There is a common misperception that the elderly should stay away from strenuous activity. It is important to use safe equipment, focus on correct form, and warm up and cool down properly, but using your muscles as you age isn’t inherently dangerous.

In fact, studies show that lifting weights — whether heavy or light — helps us in many ways as we age.

Weight training reduces the risk of falling by maintaining or even increasing muscle mass and helping maintain bone density. This makes the elderly much less susceptible to age-related and disabling bone breaks from falls or accidents.

This also helps stave off loss of independence, one of the greatest worries around aging.

Strength training can promote mobility and function and even help combat depression and cognitive decline.

An analysis of the National Health Interview Survey (NHIS) database found that adults 65 and older who strength trained twice a week had a 46 percent lower mortality rate. He also found strength training reduces all causes of death, including cancer and cardiac death.

Drawing from the data, the analysis outlined 78 science-backed benefits for seniors who lift weights. The main categories include:

  • Combat age-related muscle loss and sarcopenia
  • Burn fat and increase muscle mass
  • Support functional independence
  • Improve quality of life
  • Improve osteoarthritis and bone health
  • Increase cardiovascular health
  • Improve mental health and cognitive functioning
  • Reduce mortality risk
  • Fight Type 2 diabetes
  • Improve quality of sleep
  • Recover from hip fractures

The study showed that those who had lifted regularly for some time were protected against numerous age-related health issues related to neuromuscular functioning, sarcopenia, muscle force-generating capacity, cognitive functioning, overall functional capability and performance, and mitochondrial impairment.

Is weight lifting riskier in old age?

Lifting weights risks at any age, however, hundreds of studies have shown weight training to be safe, enjoyable, and beneficial as we get older.

Anyone can get injured when working out, so knowing how to safely use equipment, warming up and cooling down properly, and using proper form will keep you in action.

Before starting, have a medical checkup or ask your doctor for clearance.
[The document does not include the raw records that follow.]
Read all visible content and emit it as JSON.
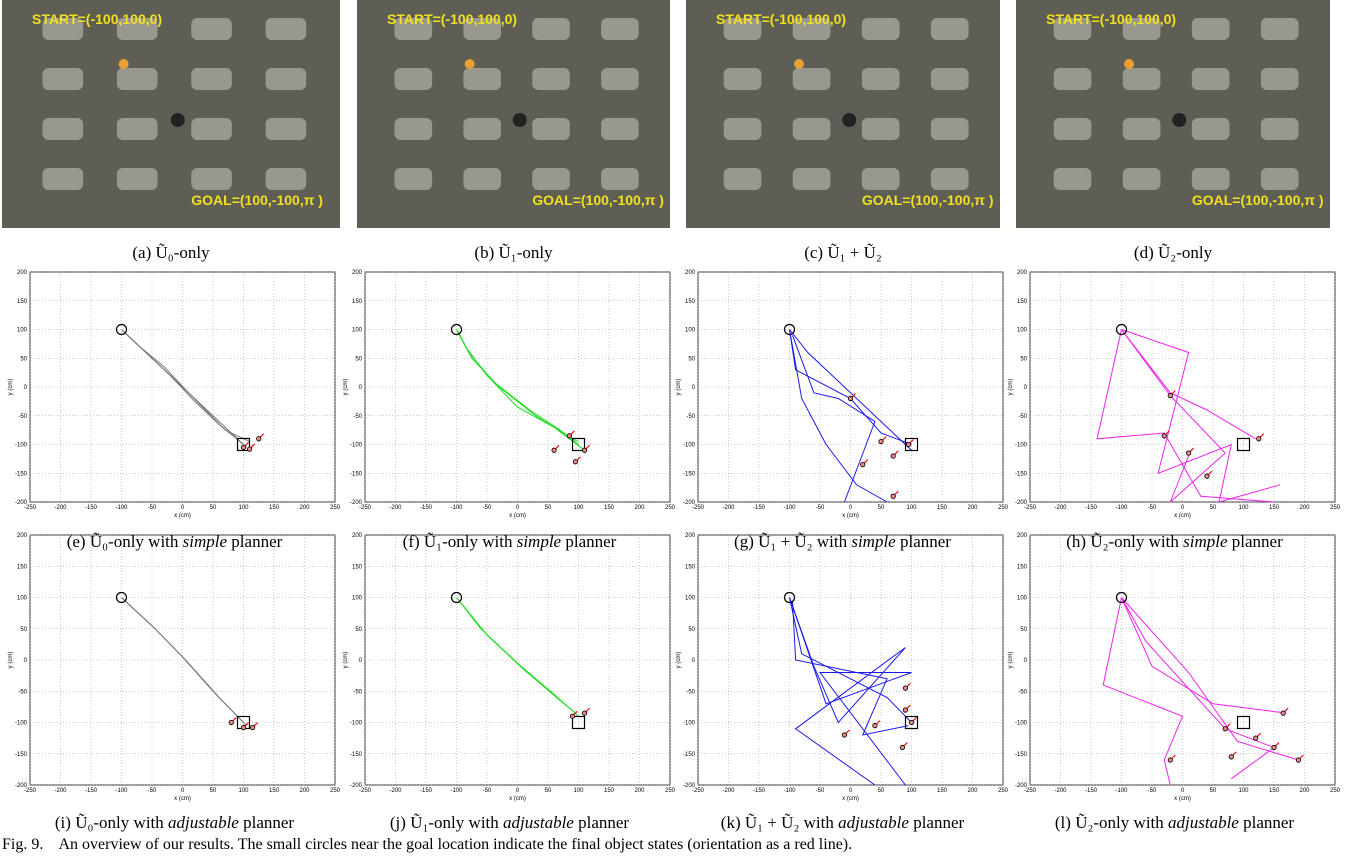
{
  "photos": [
    {
      "start": "START=(-100,100,0)",
      "goal": "GOAL=(100,-100,π )",
      "caption": {
        "tag": "(a)",
        "math": "Ũ₀-only"
      }
    },
    {
      "start": "START=(-100,100,0)",
      "goal": "GOAL=(100,-100,π )",
      "caption": {
        "tag": "(b)",
        "math": "Ũ₁-only"
      }
    },
    {
      "start": "START=(-100,100,0)",
      "goal": "GOAL=(100,-100,π )",
      "caption": {
        "tag": "(c)",
        "math": "Ũ₁ + Ũ₂"
      }
    },
    {
      "start": "START=(-100,100,0)",
      "goal": "GOAL=(100,-100,π )",
      "caption": {
        "tag": "(d)",
        "math": "Ũ₂-only"
      }
    }
  ],
  "plots": [
    {
      "caption": {
        "tag": "(e)",
        "math": "Ũ₀-only",
        "pre": "with",
        "em": "simple",
        "post": "planner"
      },
      "xlabel": "x (cm)",
      "ylabel": "y (cm)",
      "color": "#777777",
      "xlim": [
        -250,
        250
      ],
      "ylim": [
        -200,
        200
      ],
      "xticks": [
        -250,
        -200,
        -150,
        -100,
        -50,
        0,
        50,
        100,
        150,
        200,
        250
      ],
      "yticks": [
        -200,
        -150,
        -100,
        -50,
        0,
        50,
        100,
        150,
        200
      ],
      "start": {
        "x": -100,
        "y": 100
      },
      "goal": {
        "x": 100,
        "y": -100
      },
      "paths": [
        {
          "x": [
            -100,
            -60,
            -20,
            20,
            60,
            100
          ],
          "y": [
            100,
            60,
            20,
            -25,
            -65,
            -100
          ]
        },
        {
          "x": [
            -98,
            -55,
            -10,
            40,
            80,
            105
          ],
          "y": [
            98,
            55,
            10,
            -40,
            -80,
            -105
          ]
        },
        {
          "x": [
            -95,
            -70,
            -30,
            10,
            70,
            110
          ],
          "y": [
            95,
            70,
            35,
            -10,
            -75,
            -95
          ]
        }
      ],
      "finals": {
        "x": [
          125,
          100,
          110
        ],
        "y": [
          -90,
          -105,
          -108
        ]
      }
    },
    {
      "caption": {
        "tag": "(f)",
        "math": "Ũ₁-only",
        "pre": "with",
        "em": "simple",
        "post": "planner"
      },
      "xlabel": "x (cm)",
      "ylabel": "y (cm)",
      "color": "#22dd22",
      "xlim": [
        -250,
        250
      ],
      "ylim": [
        -200,
        200
      ],
      "xticks": [
        -250,
        -200,
        -150,
        -100,
        -50,
        0,
        50,
        100,
        150,
        200,
        250
      ],
      "yticks": [
        -200,
        -150,
        -100,
        -50,
        0,
        50,
        100,
        150,
        200
      ],
      "start": {
        "x": -100,
        "y": 100
      },
      "goal": {
        "x": 100,
        "y": -100
      },
      "paths": [
        {
          "x": [
            -100,
            -80,
            -40,
            20,
            70,
            100
          ],
          "y": [
            100,
            60,
            10,
            -40,
            -75,
            -100
          ]
        },
        {
          "x": [
            -100,
            -85,
            -50,
            0,
            60,
            110
          ],
          "y": [
            100,
            70,
            20,
            -35,
            -70,
            -110
          ]
        },
        {
          "x": [
            -98,
            -75,
            -30,
            30,
            90,
            100
          ],
          "y": [
            98,
            50,
            0,
            -50,
            -90,
            -95
          ]
        }
      ],
      "finals": {
        "x": [
          60,
          95,
          110,
          85
        ],
        "y": [
          -110,
          -130,
          -110,
          -85
        ]
      }
    },
    {
      "caption": {
        "tag": "(g)",
        "math": "Ũ₁ + Ũ₂",
        "pre": "with",
        "em": "simple",
        "post": "planner"
      },
      "xlabel": "x (cm)",
      "ylabel": "y (cm)",
      "color": "#1a1aee",
      "xlim": [
        -250,
        250
      ],
      "ylim": [
        -200,
        200
      ],
      "xticks": [
        -250,
        -200,
        -150,
        -100,
        -50,
        0,
        50,
        100,
        150,
        200,
        250
      ],
      "yticks": [
        -200,
        -150,
        -100,
        -50,
        0,
        50,
        100,
        150,
        200
      ],
      "start": {
        "x": -100,
        "y": 100
      },
      "goal": {
        "x": 100,
        "y": -100
      },
      "paths": [
        {
          "x": [
            -100,
            -90,
            0,
            50,
            100
          ],
          "y": [
            100,
            30,
            -20,
            -80,
            -100
          ]
        },
        {
          "x": [
            -100,
            -80,
            -40,
            10,
            60
          ],
          "y": [
            100,
            -20,
            -100,
            -170,
            -200
          ]
        },
        {
          "x": [
            -100,
            -70,
            30,
            80,
            100
          ],
          "y": [
            100,
            60,
            -40,
            -90,
            -110
          ]
        },
        {
          "x": [
            -95,
            -60,
            -20,
            40,
            -10
          ],
          "y": [
            90,
            -10,
            -20,
            -60,
            -200
          ]
        }
      ],
      "finals": {
        "x": [
          0,
          50,
          70,
          20,
          70,
          95
        ],
        "y": [
          -20,
          -95,
          -120,
          -135,
          -190,
          -100
        ]
      }
    },
    {
      "caption": {
        "tag": "(h)",
        "math": "Ũ₂-only",
        "pre": "with",
        "em": "simple",
        "post": "planner"
      },
      "xlabel": "x (cm)",
      "ylabel": "y (cm)",
      "color": "#ee22ee",
      "xlim": [
        -250,
        250
      ],
      "ylim": [
        -200,
        200
      ],
      "xticks": [
        -250,
        -200,
        -150,
        -100,
        -50,
        0,
        50,
        100,
        150,
        200,
        250
      ],
      "yticks": [
        -200,
        -150,
        -100,
        -50,
        0,
        50,
        100,
        150,
        200
      ],
      "start": {
        "x": -100,
        "y": 100
      },
      "goal": {
        "x": 100,
        "y": -100
      },
      "paths": [
        {
          "x": [
            -100,
            -20,
            40,
            120
          ],
          "y": [
            100,
            -10,
            -40,
            -90
          ]
        },
        {
          "x": [
            -100,
            -140,
            -30,
            30,
            150
          ],
          "y": [
            100,
            -90,
            -80,
            -190,
            -200
          ]
        },
        {
          "x": [
            -100,
            10,
            -40,
            80,
            60,
            160
          ],
          "y": [
            100,
            60,
            -150,
            -100,
            -200,
            -170
          ]
        },
        {
          "x": [
            -100,
            -20,
            70,
            -20,
            10
          ],
          "y": [
            100,
            -15,
            -115,
            -200,
            -120
          ]
        }
      ],
      "finals": {
        "x": [
          -20,
          -30,
          10,
          40,
          125
        ],
        "y": [
          -15,
          -85,
          -115,
          -155,
          -90
        ]
      }
    },
    {
      "caption": {
        "tag": "(i)",
        "math": "Ũ₀-only",
        "pre": "with",
        "em": "adjustable",
        "post": "planner"
      },
      "xlabel": "x (cm)",
      "ylabel": "y (cm)",
      "color": "#777777",
      "xlim": [
        -250,
        250
      ],
      "ylim": [
        -200,
        200
      ],
      "xticks": [
        -250,
        -200,
        -150,
        -100,
        -50,
        0,
        50,
        100,
        150,
        200,
        250
      ],
      "yticks": [
        -200,
        -150,
        -100,
        -50,
        0,
        50,
        100,
        150,
        200
      ],
      "start": {
        "x": -100,
        "y": 100
      },
      "goal": {
        "x": 100,
        "y": -100
      },
      "paths": [
        {
          "x": [
            -100,
            -50,
            0,
            50,
            100
          ],
          "y": [
            100,
            55,
            5,
            -50,
            -100
          ]
        },
        {
          "x": [
            -98,
            -45,
            5,
            60,
            105
          ],
          "y": [
            98,
            50,
            0,
            -60,
            -105
          ]
        }
      ],
      "finals": {
        "x": [
          80,
          100,
          115
        ],
        "y": [
          -100,
          -108,
          -108
        ]
      }
    },
    {
      "caption": {
        "tag": "(j)",
        "math": "Ũ₁-only",
        "pre": "with",
        "em": "adjustable",
        "post": "planner"
      },
      "xlabel": "x (cm)",
      "ylabel": "y (cm)",
      "color": "#22dd22",
      "xlim": [
        -250,
        250
      ],
      "ylim": [
        -200,
        200
      ],
      "xticks": [
        -250,
        -200,
        -150,
        -100,
        -50,
        0,
        50,
        100,
        150,
        200,
        250
      ],
      "yticks": [
        -200,
        -150,
        -100,
        -50,
        0,
        50,
        100,
        150,
        200
      ],
      "start": {
        "x": -100,
        "y": 100
      },
      "goal": {
        "x": 100,
        "y": -100
      },
      "paths": [
        {
          "x": [
            -100,
            -60,
            0,
            60,
            100
          ],
          "y": [
            100,
            50,
            -5,
            -55,
            -90
          ]
        },
        {
          "x": [
            -98,
            -50,
            10,
            70,
            95
          ],
          "y": [
            98,
            40,
            -15,
            -65,
            -85
          ]
        }
      ],
      "finals": {
        "x": [
          90,
          110
        ],
        "y": [
          -90,
          -85
        ]
      }
    },
    {
      "caption": {
        "tag": "(k)",
        "math": "Ũ₁ + Ũ₂",
        "pre": "with",
        "em": "adjustable",
        "post": "planner"
      },
      "xlabel": "x (cm)",
      "ylabel": "y (cm)",
      "color": "#1a1aee",
      "xlim": [
        -250,
        250
      ],
      "ylim": [
        -200,
        200
      ],
      "xticks": [
        -250,
        -200,
        -150,
        -100,
        -50,
        0,
        50,
        100,
        150,
        200,
        250
      ],
      "yticks": [
        -200,
        -150,
        -100,
        -50,
        0,
        50,
        100,
        150,
        200
      ],
      "start": {
        "x": -100,
        "y": 100
      },
      "goal": {
        "x": 100,
        "y": -100
      },
      "paths": [
        {
          "x": [
            -100,
            -80,
            60,
            100
          ],
          "y": [
            100,
            10,
            -60,
            -100
          ]
        },
        {
          "x": [
            -100,
            -60,
            -20,
            90,
            -90,
            40
          ],
          "y": [
            100,
            -10,
            -100,
            20,
            -110,
            -200
          ]
        },
        {
          "x": [
            -100,
            -40,
            100,
            -50,
            90
          ],
          "y": [
            100,
            -70,
            -20,
            -20,
            -200
          ]
        },
        {
          "x": [
            -95,
            -90,
            60,
            20,
            95
          ],
          "y": [
            95,
            0,
            -30,
            -120,
            -105
          ]
        }
      ],
      "finals": {
        "x": [
          -10,
          40,
          90,
          90,
          85,
          100
        ],
        "y": [
          -120,
          -105,
          -45,
          -80,
          -140,
          -100
        ]
      }
    },
    {
      "caption": {
        "tag": "(l)",
        "math": "Ũ₂-only",
        "pre": "with",
        "em": "adjustable",
        "post": "planner"
      },
      "xlabel": "x (cm)",
      "ylabel": "y (cm)",
      "color": "#ee22ee",
      "xlim": [
        -250,
        250
      ],
      "ylim": [
        -200,
        200
      ],
      "xticks": [
        -250,
        -200,
        -150,
        -100,
        -50,
        0,
        50,
        100,
        150,
        200,
        250
      ],
      "yticks": [
        -200,
        -150,
        -100,
        -50,
        0,
        50,
        100,
        150,
        200
      ],
      "start": {
        "x": -100,
        "y": 100
      },
      "goal": {
        "x": 100,
        "y": -100
      },
      "paths": [
        {
          "x": [
            -100,
            -50,
            50,
            170
          ],
          "y": [
            100,
            -10,
            -70,
            -85
          ]
        },
        {
          "x": [
            -100,
            -130,
            0,
            -30,
            -20
          ],
          "y": [
            100,
            -40,
            -90,
            -160,
            -200
          ]
        },
        {
          "x": [
            -100,
            10,
            90,
            190
          ],
          "y": [
            100,
            -20,
            -130,
            -160
          ]
        },
        {
          "x": [
            -100,
            -60,
            70,
            150,
            80
          ],
          "y": [
            100,
            30,
            -110,
            -140,
            -190
          ]
        }
      ],
      "finals": {
        "x": [
          -20,
          70,
          80,
          120,
          150,
          190,
          165
        ],
        "y": [
          -160,
          -110,
          -155,
          -125,
          -140,
          -160,
          -85
        ]
      }
    }
  ],
  "figure_caption": {
    "label": "Fig. 9.",
    "text": "An overview of our results. The small circles near the goal location indicate the final object states (orientation as a red line)."
  }
}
This is especially true if you haven’t exercised before or have taken a long break from physical activity.

What type of weight training is best?

Weight training is an activity anyone can start regardless of age. It doesn’t take lifting like a competitor to gain major benefits, and many of the benefits are immediate. As you train, your cardiovascular and musculoskeletal fitness will improve, thus helping you to prevent injuries as you progress.

Whether you train using your body weight, dumbbells, systems weights, full Olympic style, or with some other style, focus on gradually increasing intensity and power.
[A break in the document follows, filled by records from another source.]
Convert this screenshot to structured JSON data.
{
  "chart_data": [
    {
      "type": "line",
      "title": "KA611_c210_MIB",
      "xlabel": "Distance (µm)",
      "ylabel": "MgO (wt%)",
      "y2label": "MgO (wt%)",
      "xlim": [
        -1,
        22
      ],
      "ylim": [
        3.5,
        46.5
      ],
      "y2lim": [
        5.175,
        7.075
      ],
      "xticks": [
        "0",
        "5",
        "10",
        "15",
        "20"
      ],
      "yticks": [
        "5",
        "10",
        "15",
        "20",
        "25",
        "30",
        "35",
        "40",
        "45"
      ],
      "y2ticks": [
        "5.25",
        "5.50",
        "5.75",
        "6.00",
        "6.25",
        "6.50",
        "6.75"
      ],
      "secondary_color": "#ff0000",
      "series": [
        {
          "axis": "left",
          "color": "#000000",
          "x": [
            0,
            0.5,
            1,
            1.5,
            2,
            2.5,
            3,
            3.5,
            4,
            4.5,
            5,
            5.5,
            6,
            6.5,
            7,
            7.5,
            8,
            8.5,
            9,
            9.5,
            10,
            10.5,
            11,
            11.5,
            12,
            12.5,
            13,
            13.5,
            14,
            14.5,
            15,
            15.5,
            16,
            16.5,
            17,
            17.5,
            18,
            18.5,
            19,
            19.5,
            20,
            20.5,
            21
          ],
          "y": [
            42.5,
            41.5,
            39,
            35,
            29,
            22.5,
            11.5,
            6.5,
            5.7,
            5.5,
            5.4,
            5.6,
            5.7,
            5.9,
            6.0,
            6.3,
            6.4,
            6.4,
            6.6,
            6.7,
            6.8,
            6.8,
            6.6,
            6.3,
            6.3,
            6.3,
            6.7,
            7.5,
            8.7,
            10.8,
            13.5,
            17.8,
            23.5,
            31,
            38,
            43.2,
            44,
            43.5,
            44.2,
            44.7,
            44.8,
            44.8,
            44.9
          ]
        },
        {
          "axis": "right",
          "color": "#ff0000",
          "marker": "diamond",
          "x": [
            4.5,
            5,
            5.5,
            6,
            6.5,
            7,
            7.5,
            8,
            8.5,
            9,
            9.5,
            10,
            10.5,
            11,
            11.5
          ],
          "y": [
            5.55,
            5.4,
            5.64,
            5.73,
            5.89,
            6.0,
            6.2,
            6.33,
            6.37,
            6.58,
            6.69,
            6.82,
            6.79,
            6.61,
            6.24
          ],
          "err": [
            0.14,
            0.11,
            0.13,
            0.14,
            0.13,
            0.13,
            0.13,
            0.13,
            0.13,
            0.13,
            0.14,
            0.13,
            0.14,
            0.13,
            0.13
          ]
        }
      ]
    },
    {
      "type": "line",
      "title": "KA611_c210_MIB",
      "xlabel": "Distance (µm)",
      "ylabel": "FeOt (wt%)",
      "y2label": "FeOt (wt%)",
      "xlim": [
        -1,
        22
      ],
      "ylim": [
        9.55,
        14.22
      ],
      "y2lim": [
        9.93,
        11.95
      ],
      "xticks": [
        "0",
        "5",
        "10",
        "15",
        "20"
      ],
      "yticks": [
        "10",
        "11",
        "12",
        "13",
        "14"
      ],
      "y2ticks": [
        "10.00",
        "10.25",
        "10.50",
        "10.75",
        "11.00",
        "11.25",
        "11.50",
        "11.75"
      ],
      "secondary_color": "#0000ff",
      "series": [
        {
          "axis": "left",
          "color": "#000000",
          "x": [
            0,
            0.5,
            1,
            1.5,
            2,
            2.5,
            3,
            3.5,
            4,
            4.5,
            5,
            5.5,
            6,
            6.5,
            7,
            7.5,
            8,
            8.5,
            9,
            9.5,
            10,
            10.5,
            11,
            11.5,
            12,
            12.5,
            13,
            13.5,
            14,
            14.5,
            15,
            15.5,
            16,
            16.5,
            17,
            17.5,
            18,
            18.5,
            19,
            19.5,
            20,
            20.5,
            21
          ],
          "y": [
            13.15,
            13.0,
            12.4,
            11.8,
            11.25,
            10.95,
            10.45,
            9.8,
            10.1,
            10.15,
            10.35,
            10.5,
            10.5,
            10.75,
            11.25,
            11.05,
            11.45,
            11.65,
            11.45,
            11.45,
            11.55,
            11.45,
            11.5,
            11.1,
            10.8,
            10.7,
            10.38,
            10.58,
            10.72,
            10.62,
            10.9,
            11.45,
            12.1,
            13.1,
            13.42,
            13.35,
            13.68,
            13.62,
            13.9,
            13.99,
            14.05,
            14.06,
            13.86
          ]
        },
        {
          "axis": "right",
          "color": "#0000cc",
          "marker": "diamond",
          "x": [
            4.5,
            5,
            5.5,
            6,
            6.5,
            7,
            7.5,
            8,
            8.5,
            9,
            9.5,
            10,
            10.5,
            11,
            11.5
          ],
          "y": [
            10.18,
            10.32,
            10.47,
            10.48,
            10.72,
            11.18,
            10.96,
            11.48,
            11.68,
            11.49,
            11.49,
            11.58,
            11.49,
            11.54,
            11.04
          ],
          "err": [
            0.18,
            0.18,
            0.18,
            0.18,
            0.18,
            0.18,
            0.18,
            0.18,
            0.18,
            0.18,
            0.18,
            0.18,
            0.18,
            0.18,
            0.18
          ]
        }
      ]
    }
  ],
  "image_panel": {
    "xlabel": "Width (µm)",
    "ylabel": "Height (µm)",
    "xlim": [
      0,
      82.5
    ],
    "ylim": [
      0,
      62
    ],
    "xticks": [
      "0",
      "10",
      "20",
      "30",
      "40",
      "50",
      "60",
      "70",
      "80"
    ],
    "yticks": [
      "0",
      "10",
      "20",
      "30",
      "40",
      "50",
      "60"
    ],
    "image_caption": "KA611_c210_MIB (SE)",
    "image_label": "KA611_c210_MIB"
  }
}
A personal trainer can help you meet your goals with a form that works for you, plus teach you how and when to safely increase your challenges. Finding a weight training style you like will motivate you so you keep showing up for workouts — whether it’s at the gym or in your living room.

Before starting any exercise program, be sure to consult with your health care practitioner, and if you are uncertain where to begin, reach out to a local certified personal trainer who can guide you.